His Tweet (a message on Twitter) simply read: “AT&T is attempting to charge me 11k for a few hours of web surfing in Canada.”
His message spread amazingly quickly on Twitter. Within three hours, AT&T was the second most discussed topic on Twitter, second only to Michael Jackson.
By the end of the day, the carrier was “very gracious about taking care of it all,” Savage said, deciding to free him of those costs.
So holds the power of the internet. This sort of thing has happened before and it will happen again. It’s even happened to me.
The funny thing is, the age old adage “There’s no such thing as bad press” isn’t true anymore, and companies like AT&T and Verizon know just how easy it is to lose customers. Why do you think they require service contracts?
I’ve been known to jump from one service provider to the other if they start treating me badly, and with this newest text messaging problem, I probably won’t jump back to AT&T any time soon. I’ll just wait for the iPhone to become a non-exclusive item.
The complainers, the people the people that bad mouth your service, now have a voice. A very loud, very obnoxious, and very addictive voice. You used to be able to dismiss them out of hand; but now one bad service call with one customer can provide years of online enjoyment.
So, what do you do?
You can’t make everyone happy; that’s obvious. But you can take those singular “We messed up” moments, and turn them into something good. In Soccer, we call those pivotal moments in games the Moment of Truth. It is the occasion when the referee has to make a decision that will forever shape players’ perception of him throughout the match (and possibly his career). It happens in almost every match, and getting that singular moment right can do a lot to repair or extend credibility where you might otherwise have little.
In software, that means openess.

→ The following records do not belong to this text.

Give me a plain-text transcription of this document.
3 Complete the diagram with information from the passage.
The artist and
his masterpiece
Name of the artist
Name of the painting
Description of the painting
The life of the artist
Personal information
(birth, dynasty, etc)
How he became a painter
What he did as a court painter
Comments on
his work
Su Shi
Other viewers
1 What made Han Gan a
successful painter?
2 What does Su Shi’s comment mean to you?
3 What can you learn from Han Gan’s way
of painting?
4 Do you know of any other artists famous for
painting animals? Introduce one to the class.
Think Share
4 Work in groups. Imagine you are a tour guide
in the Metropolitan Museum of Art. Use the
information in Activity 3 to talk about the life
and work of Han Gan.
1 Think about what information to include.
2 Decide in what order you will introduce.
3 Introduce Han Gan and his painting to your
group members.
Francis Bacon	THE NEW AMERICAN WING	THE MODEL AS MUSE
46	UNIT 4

Not the Government 2.0 kind that really isn’t, but the kind where you address complaints and complainers head on. You can no longer pretend that they don’t exist. Steve Krug wrote in Don’t Make Me Think about how company FAQ pages never really tell you anything you really want to know, and he’s right: they ought to. Businesses now must hire ‘Social Media’ experts or ‘Community Managers’ to address customer service issues in this new age of the internet. As Jeff Atwood writes:
To have a personal brand, you must do something remarkable:
- lead a user group
- create a popular open-source project
- write a blog
- publish a book
- publish articles
- speak at conferences
Do whatever you like. Pick one, pick them all, or pick something that’s not on this list.* As long as it’s public, and it advances your skills, you’re creating a personal brand. And that will help your career far more than technical chops ever will.
His advice is as salient for businesses as it is for individuals (and software companies doubly so!). What can businesses do to build their online brand?
- participate in social media (not just press releases, please)
- encourage your employees to participate in social media
- only censor the business proprietary stuff
- let the warts shine through
- become personable
Having a ‘blessed’ social media account is not the same thing as 5,000 employees having blogs and twitter accounts. 1 voice is meaningless, but a sea of employees generally talking about their day/life/work makes me interested about those things. I never gave Dell a second thought until I saw that they have a lot of employees with Twitter accounts. Now their brand is more personal to me. Microsoft was an early adopter of this with encouraging blogs being written by their employees. The question is, why isn’t your company building its online brand through employee crowd-sourcing?
If you don’t build your company’s online brand and keep it polished, someone will tarnish it, and you’ll only have yourself to blame.